You wonder why people distrust the USG? It's because of statements like this:
Blagburn, the intelligence officer, said that even though the Emergency Services Unit is largely responsible for the secret transfers, it continues to provide valuable assistance in the counterinsurgency. Blagburn termed the unit "a very cooperative, coalition-friendly system."

"We know we can drop a guy in there and he'd be taken care of and he's safe," Blagburn said. "That's the reason why the ESU is used most of the time. That's basically the unit we can trust the most."
Good to know torturers are willing to help out the US Occupation forces when they're needed.

I am thoroughly disgusted by this administration and their horrible abuse of power and mockery of democracy. I am grateful someone at State leaked the memo to WaPo and hope that it will soon be available to the public in its entirety.

Monday, June 06, 2005

Challenging American Corporate Power in Iraq

I received this link from a member of the Challenging U.S. Foreign Policy: Building Peace on Justice in the Middle East Campaign leadership committee. "Iraq's Other Resistance: Oil workers in Basra are ready to fight privatisation," by Greg Muttitt appeared in Friday's Guardian newspaper.

It is amazing to read about the courage of Iraqis to rebuild their country despite the many setbacks caused by corporate and coalition forces inefficiency.

Friday, June 03, 2005

What Could Be More Pressing Than Genocide?

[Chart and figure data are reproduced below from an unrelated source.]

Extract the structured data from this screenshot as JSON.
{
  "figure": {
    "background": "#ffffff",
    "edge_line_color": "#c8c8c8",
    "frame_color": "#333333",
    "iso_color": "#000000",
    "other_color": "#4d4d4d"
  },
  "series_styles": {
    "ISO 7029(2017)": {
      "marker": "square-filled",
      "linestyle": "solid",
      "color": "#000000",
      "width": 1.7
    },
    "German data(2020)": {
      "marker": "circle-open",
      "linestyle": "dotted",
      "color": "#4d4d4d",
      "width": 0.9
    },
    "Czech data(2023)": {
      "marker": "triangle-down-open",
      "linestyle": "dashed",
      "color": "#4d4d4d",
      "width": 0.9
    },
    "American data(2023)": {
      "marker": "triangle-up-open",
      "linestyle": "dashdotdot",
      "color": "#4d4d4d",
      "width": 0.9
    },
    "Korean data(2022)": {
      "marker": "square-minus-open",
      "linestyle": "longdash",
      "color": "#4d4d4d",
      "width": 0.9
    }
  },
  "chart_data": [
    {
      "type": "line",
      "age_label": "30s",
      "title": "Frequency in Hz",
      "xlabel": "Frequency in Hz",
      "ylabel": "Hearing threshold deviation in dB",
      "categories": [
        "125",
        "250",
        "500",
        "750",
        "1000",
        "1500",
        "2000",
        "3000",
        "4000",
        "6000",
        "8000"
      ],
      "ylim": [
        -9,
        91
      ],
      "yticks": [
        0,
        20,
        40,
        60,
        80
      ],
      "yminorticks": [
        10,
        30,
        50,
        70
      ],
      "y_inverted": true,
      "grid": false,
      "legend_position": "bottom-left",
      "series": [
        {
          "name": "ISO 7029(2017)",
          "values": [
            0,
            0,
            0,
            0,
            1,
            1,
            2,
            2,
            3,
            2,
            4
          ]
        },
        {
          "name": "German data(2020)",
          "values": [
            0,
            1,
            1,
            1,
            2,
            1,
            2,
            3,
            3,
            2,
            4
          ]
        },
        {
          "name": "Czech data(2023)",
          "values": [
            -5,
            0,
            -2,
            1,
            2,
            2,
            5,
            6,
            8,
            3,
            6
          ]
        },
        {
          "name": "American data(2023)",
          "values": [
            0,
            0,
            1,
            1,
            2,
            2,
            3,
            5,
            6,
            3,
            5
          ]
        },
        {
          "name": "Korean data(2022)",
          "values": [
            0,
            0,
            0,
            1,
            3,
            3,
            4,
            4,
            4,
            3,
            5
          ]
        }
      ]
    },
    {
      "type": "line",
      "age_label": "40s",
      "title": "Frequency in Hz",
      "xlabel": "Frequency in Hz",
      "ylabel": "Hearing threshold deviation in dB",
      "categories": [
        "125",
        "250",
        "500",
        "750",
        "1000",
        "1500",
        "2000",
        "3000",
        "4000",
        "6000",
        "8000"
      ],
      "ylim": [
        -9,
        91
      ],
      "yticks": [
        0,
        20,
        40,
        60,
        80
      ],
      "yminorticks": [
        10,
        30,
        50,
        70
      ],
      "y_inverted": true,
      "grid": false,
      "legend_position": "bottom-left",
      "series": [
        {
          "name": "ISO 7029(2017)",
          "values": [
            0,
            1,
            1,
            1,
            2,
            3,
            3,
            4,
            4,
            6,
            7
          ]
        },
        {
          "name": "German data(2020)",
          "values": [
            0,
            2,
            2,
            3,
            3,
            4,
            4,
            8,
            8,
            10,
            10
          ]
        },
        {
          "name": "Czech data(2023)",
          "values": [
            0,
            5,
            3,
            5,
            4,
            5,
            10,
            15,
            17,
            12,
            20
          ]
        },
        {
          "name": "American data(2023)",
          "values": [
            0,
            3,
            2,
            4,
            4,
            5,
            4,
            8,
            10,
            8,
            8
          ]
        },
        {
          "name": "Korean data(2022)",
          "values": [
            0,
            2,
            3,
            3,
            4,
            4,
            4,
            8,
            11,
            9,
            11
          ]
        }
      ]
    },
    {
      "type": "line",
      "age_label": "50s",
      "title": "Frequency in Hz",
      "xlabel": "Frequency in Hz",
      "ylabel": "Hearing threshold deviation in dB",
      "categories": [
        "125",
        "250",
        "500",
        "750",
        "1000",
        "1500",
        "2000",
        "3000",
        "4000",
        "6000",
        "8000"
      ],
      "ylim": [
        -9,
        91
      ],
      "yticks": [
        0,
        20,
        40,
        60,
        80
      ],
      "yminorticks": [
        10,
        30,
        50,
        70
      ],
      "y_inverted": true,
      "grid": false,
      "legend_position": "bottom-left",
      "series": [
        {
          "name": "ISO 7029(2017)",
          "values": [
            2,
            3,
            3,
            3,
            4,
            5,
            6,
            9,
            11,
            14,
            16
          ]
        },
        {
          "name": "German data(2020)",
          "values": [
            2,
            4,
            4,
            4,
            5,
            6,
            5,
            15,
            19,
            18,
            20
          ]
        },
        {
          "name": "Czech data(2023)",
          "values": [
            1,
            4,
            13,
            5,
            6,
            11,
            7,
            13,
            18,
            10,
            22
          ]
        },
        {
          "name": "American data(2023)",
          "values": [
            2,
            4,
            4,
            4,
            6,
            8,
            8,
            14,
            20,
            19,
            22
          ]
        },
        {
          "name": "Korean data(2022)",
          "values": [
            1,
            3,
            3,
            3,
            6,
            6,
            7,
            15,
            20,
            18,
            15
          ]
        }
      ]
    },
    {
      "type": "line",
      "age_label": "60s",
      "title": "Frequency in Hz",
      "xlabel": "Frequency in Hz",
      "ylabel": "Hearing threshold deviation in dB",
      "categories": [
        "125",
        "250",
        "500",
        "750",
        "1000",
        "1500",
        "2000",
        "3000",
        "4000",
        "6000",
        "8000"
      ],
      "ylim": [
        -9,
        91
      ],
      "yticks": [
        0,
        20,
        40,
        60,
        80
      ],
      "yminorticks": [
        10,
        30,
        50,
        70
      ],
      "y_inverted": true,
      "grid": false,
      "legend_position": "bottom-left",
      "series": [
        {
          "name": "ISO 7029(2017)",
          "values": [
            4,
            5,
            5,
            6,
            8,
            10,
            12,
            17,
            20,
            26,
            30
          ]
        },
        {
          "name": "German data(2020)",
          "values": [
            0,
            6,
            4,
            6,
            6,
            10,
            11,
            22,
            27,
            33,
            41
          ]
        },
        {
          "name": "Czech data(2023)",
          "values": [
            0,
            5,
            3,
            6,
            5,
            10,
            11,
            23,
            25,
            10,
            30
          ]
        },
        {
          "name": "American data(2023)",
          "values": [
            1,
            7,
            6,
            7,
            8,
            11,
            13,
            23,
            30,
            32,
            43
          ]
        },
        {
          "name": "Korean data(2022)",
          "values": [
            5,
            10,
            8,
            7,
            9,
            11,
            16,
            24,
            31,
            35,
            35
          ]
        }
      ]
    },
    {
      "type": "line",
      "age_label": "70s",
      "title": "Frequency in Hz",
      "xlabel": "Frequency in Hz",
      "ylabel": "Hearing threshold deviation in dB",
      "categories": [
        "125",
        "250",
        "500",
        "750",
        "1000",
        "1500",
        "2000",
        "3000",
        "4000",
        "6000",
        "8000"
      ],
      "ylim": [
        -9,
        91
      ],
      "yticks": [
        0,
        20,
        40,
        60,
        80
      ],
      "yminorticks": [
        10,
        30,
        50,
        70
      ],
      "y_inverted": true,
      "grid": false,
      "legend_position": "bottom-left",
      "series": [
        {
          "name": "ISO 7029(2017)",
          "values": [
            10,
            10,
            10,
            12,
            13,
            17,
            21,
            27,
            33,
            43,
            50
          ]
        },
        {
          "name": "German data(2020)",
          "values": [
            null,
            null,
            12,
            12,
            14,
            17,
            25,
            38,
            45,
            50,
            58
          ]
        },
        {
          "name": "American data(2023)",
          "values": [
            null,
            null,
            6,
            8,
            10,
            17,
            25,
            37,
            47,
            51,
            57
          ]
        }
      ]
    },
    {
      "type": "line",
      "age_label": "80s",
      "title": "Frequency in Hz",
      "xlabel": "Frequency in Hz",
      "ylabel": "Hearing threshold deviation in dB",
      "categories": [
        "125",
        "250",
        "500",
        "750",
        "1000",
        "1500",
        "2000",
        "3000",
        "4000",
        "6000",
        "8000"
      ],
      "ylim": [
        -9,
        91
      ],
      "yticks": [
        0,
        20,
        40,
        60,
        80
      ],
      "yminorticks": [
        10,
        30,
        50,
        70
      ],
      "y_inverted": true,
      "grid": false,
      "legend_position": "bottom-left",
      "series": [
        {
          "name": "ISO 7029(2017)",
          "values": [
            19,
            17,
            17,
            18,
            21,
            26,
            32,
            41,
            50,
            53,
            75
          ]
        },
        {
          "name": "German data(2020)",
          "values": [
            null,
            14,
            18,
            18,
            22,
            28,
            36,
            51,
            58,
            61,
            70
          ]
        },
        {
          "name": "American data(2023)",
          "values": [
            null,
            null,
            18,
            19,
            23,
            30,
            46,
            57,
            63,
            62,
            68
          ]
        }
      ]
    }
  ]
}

A fellow Chicago WILPFer pointed me to this Open Letter to President Bush on Darfur: Specific Actions to Stop the Ongoing Genocide, on the Black Commentator website.
The Open Letter to the President on Darfur asserts the need for an urgent international intervention to support the African Union’s mission in Darfur, in order to:

  1. stop the killing and provide security for millions of internally displaced people (IDPs);
  2. facilitate the urgent delivery of humanitarian assistance;
  3. enforce the cease fire and provide a stable environment for meaningful peace talks to proceed; and
  4. facilitate the voluntary return of IDPs to their land and the reconstruction of their homes by providing a secure environment.


The letter calls on the Bush Administration to:

  1. work through the United Nations (UN) to achieve a stronger civilian protection mandate for the African Union mission and for a broader international force, and
  2. encourage the UN to quickly approve and assemble a robust international force to integrate or co-deploy with the African Union and reinforce its efforts.
It is vitally important that we demand more action from the U.S. Government and the international community to stop the genocide in Darfur.

More information:
Nikolas Kristof of the NYT
Responding to readers - ways to help and more info on his current work in Darfur
"Day 141 of Bush's Silence," op-ed (with online multimedia presentation) from Sunday's NYT

Sudan: The Passion of the Present" blog recommended by Kristof for daily updates on the genocide

Eric Reeve's Sudan website, also recommended by Kristof. Reeves is a professor at Smith College in Massachusetts.